İyice etkisinden kurtulduğum birinci dogma, bilimsel sosyalizmin ilkel komünal toplumdan sonra kölecilik ve diğer sınıflı toplum sistemlerinin zorunlu ve art arda gelişlerine ilişkindi. Bu dogmayı uzun süre bir nevi kanun gibi benimsemiştim. Bu dogmayla iç içe olan ikinci dogma olan toplumun sınıfla adlandırılmasını kırmakta da gecikmedim. Köleci ve feodal toplum tanımları gerçeği en hassas yerinden örtüyor, toplumu efendilerle özdeşleştiriyordu. Bunların hâkim ağızların bir kalıntısı oldukları açıktı. Yine iç içe oldukları üçüncü dogmayı da çorap söküğü gibi art arda çözmede zorlanmadım.
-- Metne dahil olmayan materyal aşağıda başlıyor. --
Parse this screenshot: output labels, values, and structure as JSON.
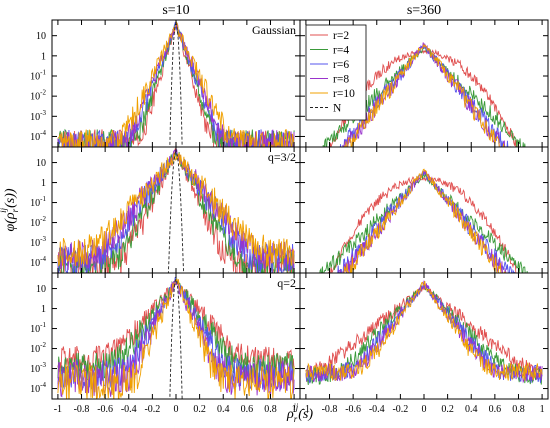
{
  "chart_data": {
    "type": "line",
    "layout": "3x2 grid of panels",
    "column_titles": [
      "s=10",
      "s=360"
    ],
    "panel_labels": [
      [
        "Gaussian",
        ""
      ],
      [
        "q=3/2",
        ""
      ],
      [
        "q=2",
        ""
      ]
    ],
    "xlabel": "ρ_r^{ij}(s)",
    "ylabel": "φ(ρ_r^{ij}(s))",
    "xlim": [
      -1.05,
      1.05
    ],
    "x_ticks": [
      -1,
      -0.8,
      -0.6,
      -0.4,
      -0.2,
      0,
      0.2,
      0.4,
      0.6,
      0.8,
      1
    ],
    "x_tick_labels": [
      "-1",
      "-0.8",
      "-0.6",
      "-0.4",
      "-0.2",
      "0",
      "0.2",
      "0.4",
      "0.6",
      "0.8",
      "1"
    ],
    "yscale": "log",
    "ylim": [
      3e-05,
      60
    ],
    "y_ticks": [
      0.0001,
      0.001,
      0.01,
      0.1,
      1,
      10
    ],
    "y_tick_labels": [
      [
        "10",
        "-4"
      ],
      [
        "10",
        "-3"
      ],
      [
        "10",
        "-2"
      ],
      [
        "10",
        "-1"
      ],
      [
        "1",
        ""
      ],
      [
        "10",
        ""
      ]
    ],
    "legend": {
      "location": "top-right panel, upper-left",
      "entries": [
        {
          "label": "r=2",
          "color": "#e05050",
          "dash": "solid"
        },
        {
          "label": "r=4",
          "color": "#3a9a3a",
          "dash": "solid"
        },
        {
          "label": "r=6",
          "color": "#5555ee",
          "dash": "solid"
        },
        {
          "label": "r=8",
          "color": "#9933cc",
          "dash": "solid"
        },
        {
          "label": "r=10",
          "color": "#f0a000",
          "dash": "solid"
        },
        {
          "label": "N",
          "color": "#222222",
          "dash": "dashed"
        }
      ]
    },
    "panels": [
      {
        "row": 0,
        "col": 0,
        "series": [
          {
            "name": "r=2",
            "shape": "laplace",
            "peak": 40,
            "scale": 0.022,
            "floor": 5e-05,
            "noise": 0.5
          },
          {
            "name": "r=4",
            "shape": "laplace",
            "peak": 38,
            "scale": 0.025,
            "floor": 5e-05,
            "noise": 0.5
          },
          {
            "name": "r=6",
            "shape": "laplace",
            "peak": 36,
            "scale": 0.028,
            "floor": 5e-05,
            "noise": 0.5
          },
          {
            "name": "r=8",
            "shape": "laplace",
            "peak": 34,
            "scale": 0.03,
            "floor": 5e-05,
            "noise": 0.5
          },
          {
            "name": "r=10",
            "shape": "laplace",
            "peak": 32,
            "scale": 0.034,
            "floor": 5e-05,
            "noise": 0.5
          },
          {
            "name": "N",
            "shape": "gauss",
            "peak": 40,
            "scale": 0.01
          }
        ]
      },
      {
        "row": 0,
        "col": 1,
        "series": [
          {
            "name": "r=2",
            "shape": "gauss",
            "peak": 1.6,
            "scale": 0.17,
            "noise": 0.2
          },
          {
            "name": "r=4",
            "shape": "laplace",
            "peak": 2.5,
            "scale": 0.075,
            "noise": 0.3
          },
          {
            "name": "r=6",
            "shape": "laplace",
            "peak": 3.2,
            "scale": 0.06,
            "noise": 0.35
          },
          {
            "name": "r=8",
            "shape": "laplace",
            "peak": 3.6,
            "scale": 0.057,
            "noise": 0.35
          },
          {
            "name": "r=10",
            "shape": "laplace",
            "peak": 4.0,
            "scale": 0.055,
            "noise": 0.35
          }
        ]
      },
      {
        "row": 1,
        "col": 0,
        "series": [
          {
            "name": "r=2",
            "shape": "laplace",
            "peak": 35,
            "scale": 0.035,
            "floor": 7e-05,
            "noise": 0.6
          },
          {
            "name": "r=4",
            "shape": "laplace",
            "peak": 33,
            "scale": 0.04,
            "floor": 0.0001,
            "noise": 0.6
          },
          {
            "name": "r=6",
            "shape": "laplace",
            "peak": 31,
            "scale": 0.05,
            "floor": 0.00015,
            "noise": 0.6
          },
          {
            "name": "r=8",
            "shape": "laplace",
            "peak": 29,
            "scale": 0.055,
            "floor": 0.0002,
            "noise": 0.6
          },
          {
            "name": "r=10",
            "shape": "laplace",
            "peak": 27,
            "scale": 0.06,
            "floor": 0.0003,
            "noise": 0.6
          },
          {
            "name": "N",
            "shape": "gauss",
            "peak": 35,
            "scale": 0.012
          }
        ]
      },
      {
        "row": 1,
        "col": 1,
        "series": [
          {
            "name": "r=2",
            "shape": "gauss",
            "peak": 1.6,
            "scale": 0.17,
            "noise": 0.2
          },
          {
            "name": "r=4",
            "shape": "laplace",
            "peak": 2.5,
            "scale": 0.075,
            "noise": 0.3
          },
          {
            "name": "r=6",
            "shape": "laplace",
            "peak": 3.2,
            "scale": 0.062,
            "noise": 0.35
          },
          {
            "name": "r=8",
            "shape": "laplace",
            "peak": 3.6,
            "scale": 0.058,
            "noise": 0.35
          },
          {
            "name": "r=10",
            "shape": "laplace",
            "peak": 4.0,
            "scale": 0.056,
            "noise": 0.35
          }
        ]
      },
      {
        "row": 2,
        "col": 0,
        "series": [
          {
            "name": "r=2",
            "shape": "laplace",
            "peak": 20,
            "scale": 0.06,
            "floor": 0.003,
            "noise": 0.5
          },
          {
            "name": "r=4",
            "shape": "laplace",
            "peak": 22,
            "scale": 0.05,
            "floor": 0.001,
            "noise": 0.6
          },
          {
            "name": "r=6",
            "shape": "laplace",
            "peak": 24,
            "scale": 0.04,
            "floor": 0.0005,
            "noise": 0.6
          },
          {
            "name": "r=8",
            "shape": "laplace",
            "peak": 26,
            "scale": 0.035,
            "floor": 0.0003,
            "noise": 0.7
          },
          {
            "name": "r=10",
            "shape": "laplace",
            "peak": 28,
            "scale": 0.03,
            "floor": 0.0002,
            "noise": 0.7
          },
          {
            "name": "N",
            "shape": "gauss",
            "peak": 30,
            "scale": 0.01
          }
        ]
      },
      {
        "row": 2,
        "col": 1,
        "series": [
          {
            "name": "r=2",
            "shape": "laplace",
            "peak": 12,
            "scale": 0.09,
            "floor": 0.0003,
            "noise": 0.3
          },
          {
            "name": "r=4",
            "shape": "laplace",
            "peak": 14,
            "scale": 0.07,
            "floor": 0.0004,
            "noise": 0.35
          },
          {
            "name": "r=6",
            "shape": "laplace",
            "peak": 16,
            "scale": 0.06,
            "floor": 0.0005,
            "noise": 0.35
          },
          {
            "name": "r=8",
            "shape": "laplace",
            "peak": 18,
            "scale": 0.055,
            "floor": 0.0006,
            "noise": 0.35
          },
          {
            "name": "r=10",
            "shape": "laplace",
            "peak": 20,
            "scale": 0.05,
            "floor": 0.0007,
            "noise": 0.35
          }
        ]
      }
    ]
  }
}
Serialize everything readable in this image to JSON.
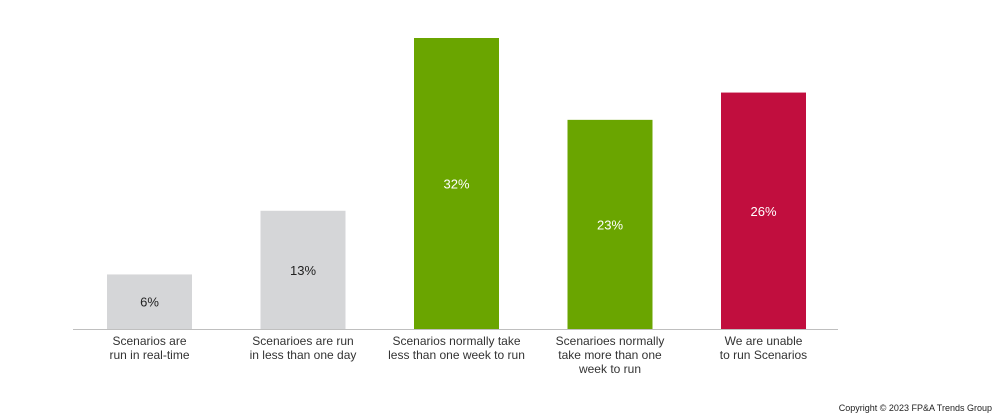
{
  "chart_data": {
    "type": "bar",
    "title": "",
    "xlabel": "",
    "ylabel": "",
    "ylim": [
      0,
      32
    ],
    "grid": false,
    "legend": "none",
    "categories": [
      [
        "Scenarios are",
        "run in real-time"
      ],
      [
        "Scenarioes are run",
        "in less than one day"
      ],
      [
        "Scenarios normally take",
        "less than one week to run"
      ],
      [
        "Scenarioes normally",
        "take more than one",
        "week to run"
      ],
      [
        "We are unable",
        "to run Scenarios"
      ]
    ],
    "values": [
      6,
      13,
      32,
      23,
      26
    ],
    "value_labels": [
      "6%",
      "13%",
      "32%",
      "23%",
      "26%"
    ],
    "colors": [
      "#d5d6d8",
      "#d5d6d8",
      "#6aa500",
      "#6aa500",
      "#c10e3e"
    ],
    "label_colors": [
      "#222222",
      "#222222",
      "#ffffff",
      "#ffffff",
      "#ffffff"
    ]
  },
  "footer": {
    "copyright": "Copyright © 2023 FP&A Trends Group"
  }
}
Sınıflı toplum aşamalarının zorunlu ve ilerleyici olduklarına ilişkin dogmadan bahsediyorum. Sınıflı toplum aşamalarının hiç de zorunlu ve ilerleyici olmadıklarını anladım tersine en gerici, zincirleyici bir gelişme olarak değerlendirmekte cesaretli davrandım. Sonuç, tarihin doğruya daha yakınlaştıran anlatımlarının mümkün olduğuydu. Çoklu yorumlardan çekinmeden, tersine anlamı zenginleştirici çaba olarak değerlendirmek daha yerinde bir yöntemdi. Dogmatizmi (ön hükümlülük) birçok alanda kırınca, elbette yorum gücü ve anlam zenginliği gelişecekti. Şu hususu netçe belirtebilirim: Eğer insanlar nerede, hangi durumda bulunuyor olurlarsa olsunlar önlerindeki sorunları çözemiyorlarsa, bundaki temel etken yıkamadıkları binlerce yıllık dogmalar ve güdülerden kurtulma cesareti gösteremeyen ilkel düşünce seviyelerinden ötürüdür. Düşüncedeki korkaklık tüm korkaklıkların temelinde bulunur.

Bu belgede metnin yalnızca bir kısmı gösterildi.